Although G.S. § 97-10.2(j) may have been intended in part to
avoid just such a situation, in a case where the employee,
employer, and carrier have agreed in advance as to the disposition
of any lien, a carrier's insistence on the agreed-upon lien amountmay be viewed as an insistence on receiving the benefit of the
bargain previously struck with the employee. These bargains have
been committed to the discretion of the Industrial Commission.
N.C. Gen. Stat. § 97-10.1, 97-17. Were we to hold otherwise, the
Commission's authority to approve settlement agreements in which
rights to a lien are an essential element of the bargain would be
undermined. Parties would no longer be able to have confidence
that agreements as to compensation liens were binding and would
thus lose this useful bargaining element. Lastly, parties such as
the defendants in this case, stripped of their rights by a trial
court, would have no recourse other than further litigation either
to set aside the agreement and receive reimbursement of the
settlement consideration from plaintiff, or for breach of contract
against plaintiff.
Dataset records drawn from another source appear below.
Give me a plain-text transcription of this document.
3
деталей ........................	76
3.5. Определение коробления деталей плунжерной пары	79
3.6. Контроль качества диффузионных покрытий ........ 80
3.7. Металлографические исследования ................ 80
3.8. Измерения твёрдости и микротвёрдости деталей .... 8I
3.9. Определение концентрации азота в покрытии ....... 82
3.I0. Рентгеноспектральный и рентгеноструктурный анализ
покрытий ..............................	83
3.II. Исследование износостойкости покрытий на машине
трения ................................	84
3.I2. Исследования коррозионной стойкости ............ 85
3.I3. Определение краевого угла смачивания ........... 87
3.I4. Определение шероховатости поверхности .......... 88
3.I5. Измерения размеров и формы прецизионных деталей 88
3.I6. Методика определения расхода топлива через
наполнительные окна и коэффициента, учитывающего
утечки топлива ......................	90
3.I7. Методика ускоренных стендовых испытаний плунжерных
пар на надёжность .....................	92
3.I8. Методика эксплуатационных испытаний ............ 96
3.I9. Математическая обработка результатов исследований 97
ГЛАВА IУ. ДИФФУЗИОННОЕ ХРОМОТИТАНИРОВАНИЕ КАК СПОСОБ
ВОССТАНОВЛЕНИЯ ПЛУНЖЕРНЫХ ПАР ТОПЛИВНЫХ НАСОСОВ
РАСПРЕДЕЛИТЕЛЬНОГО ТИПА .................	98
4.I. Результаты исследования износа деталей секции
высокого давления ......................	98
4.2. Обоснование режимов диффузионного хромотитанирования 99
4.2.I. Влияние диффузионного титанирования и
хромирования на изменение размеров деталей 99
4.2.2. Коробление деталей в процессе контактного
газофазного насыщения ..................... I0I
We do not imagine that in granting the superior
court the discretion to determine subrogation amounts under G.S. §
97-10.2(j) to facilitate settlement of third party claims, the
Legislature intended to undermine the authority of the Industrial
Commission to do the same for workers' compensation claims.
We hold that in order to adjust a lien amount agreed to in a
workers' compensation claim settlement approved by the Commission,
the parties must apply to the Industrial Commission under G.S. §
97-17. Plaintiff may not use G.S. § 97-10.2(j) to make an end-run
around the duly executed and Commission-approved Agreement. The
superior court had no jurisdiction to adjust a lien amount agreed
upon in such an agreement. The order appealed is vacated.
Vacated. Judges TYSON and THOMAS concur.